[BASH] recognise new line regex in case statement

Hi,

I'm trying to write a routine to parse a file that contains data that will be read
into arrays. The file is composed of labels to identify data types and arbitrary
lines of data with the usual remarks and empty new lines as is common with
config files.

The initial pass is built as so:

while read line; do 
	case $line in
	'\n'	)	continue;;
	'#'*	)	continue;;
	'['*']'	)	do_label;;
	*	)	do_error;;
	esac
done < $filename

Unfortunately, I seem to be having a problem trying to get the case statement to
recognise a new line, falling through to default. After searching, I was left
unenlightened. I tried inserting '^' and '$' before and after, inside and outside '\n'
but still no success.
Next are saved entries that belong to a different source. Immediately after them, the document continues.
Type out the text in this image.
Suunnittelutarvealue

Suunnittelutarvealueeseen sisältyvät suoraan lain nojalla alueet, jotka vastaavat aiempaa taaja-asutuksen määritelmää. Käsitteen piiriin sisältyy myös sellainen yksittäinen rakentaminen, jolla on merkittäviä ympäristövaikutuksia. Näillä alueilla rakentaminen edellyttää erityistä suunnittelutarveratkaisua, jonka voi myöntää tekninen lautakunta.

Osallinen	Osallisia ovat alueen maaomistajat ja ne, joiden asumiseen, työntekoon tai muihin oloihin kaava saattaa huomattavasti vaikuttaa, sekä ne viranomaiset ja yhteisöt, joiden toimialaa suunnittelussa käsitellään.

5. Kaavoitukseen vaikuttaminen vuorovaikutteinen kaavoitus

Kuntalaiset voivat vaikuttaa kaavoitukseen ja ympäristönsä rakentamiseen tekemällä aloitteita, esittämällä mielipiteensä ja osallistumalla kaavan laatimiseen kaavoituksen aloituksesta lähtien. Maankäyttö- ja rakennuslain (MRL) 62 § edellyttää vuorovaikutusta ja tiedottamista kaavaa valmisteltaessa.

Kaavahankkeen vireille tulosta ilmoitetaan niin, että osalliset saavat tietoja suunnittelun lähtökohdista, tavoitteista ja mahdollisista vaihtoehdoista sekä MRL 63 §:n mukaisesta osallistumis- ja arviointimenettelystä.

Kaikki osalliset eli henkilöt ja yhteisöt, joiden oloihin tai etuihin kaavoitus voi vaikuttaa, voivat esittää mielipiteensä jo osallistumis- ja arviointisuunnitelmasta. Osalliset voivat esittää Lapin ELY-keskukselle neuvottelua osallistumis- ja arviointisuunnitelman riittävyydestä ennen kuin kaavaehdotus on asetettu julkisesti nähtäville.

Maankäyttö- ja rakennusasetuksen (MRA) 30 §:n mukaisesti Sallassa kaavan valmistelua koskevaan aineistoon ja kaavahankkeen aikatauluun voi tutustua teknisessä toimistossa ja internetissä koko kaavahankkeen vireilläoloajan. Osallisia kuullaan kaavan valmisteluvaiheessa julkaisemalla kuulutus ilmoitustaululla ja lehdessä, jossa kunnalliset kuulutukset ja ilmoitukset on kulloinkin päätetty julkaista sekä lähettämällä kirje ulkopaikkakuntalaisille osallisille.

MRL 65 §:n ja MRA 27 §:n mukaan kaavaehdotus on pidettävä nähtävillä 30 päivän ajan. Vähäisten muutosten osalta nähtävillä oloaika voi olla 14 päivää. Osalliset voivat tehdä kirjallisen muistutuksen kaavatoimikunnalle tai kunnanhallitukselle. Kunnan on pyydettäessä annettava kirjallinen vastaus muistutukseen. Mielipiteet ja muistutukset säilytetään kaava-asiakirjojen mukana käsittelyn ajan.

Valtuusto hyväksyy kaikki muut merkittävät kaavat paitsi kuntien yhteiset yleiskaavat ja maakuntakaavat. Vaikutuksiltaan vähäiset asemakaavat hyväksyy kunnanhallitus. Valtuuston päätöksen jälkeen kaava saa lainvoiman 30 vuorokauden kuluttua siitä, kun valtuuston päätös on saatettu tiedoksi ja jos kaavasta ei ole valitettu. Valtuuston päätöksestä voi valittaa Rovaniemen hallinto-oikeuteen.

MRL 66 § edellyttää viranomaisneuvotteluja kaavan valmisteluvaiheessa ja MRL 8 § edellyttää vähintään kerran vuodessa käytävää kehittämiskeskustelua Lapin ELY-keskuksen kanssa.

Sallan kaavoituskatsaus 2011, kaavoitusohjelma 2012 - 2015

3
I also tried using '\f' and '\r' just in case it was a text editor
misinterpretation.

However, I did find alternative command line solutions, but I would prefer to keep
it purely bash and regex if possible.

Feedback would be appreciated.

A.

when the line of the file only contains new line the variable strin length is 0

while read line; do 
    case $line in
#   '\n'    )    continue;;
    '#'*    )    continue;;
    '['*']'    )    do_label;;
    *    )    if [ "$line" ]
               then
                  do_error
                else
                    continue
                fi
                ;;
    esac
done < $filename

Hi ASGR,

You can use "" for an empty line:

while read line; do
  case $line in
    ""|\#* ) : ;;
    \[*\]  ) do_label;;
    *      ) do_error;;
  esac
done < $filename

S.

I don't believe it ! (expression confirming that it works)

Thanks for your help.

A.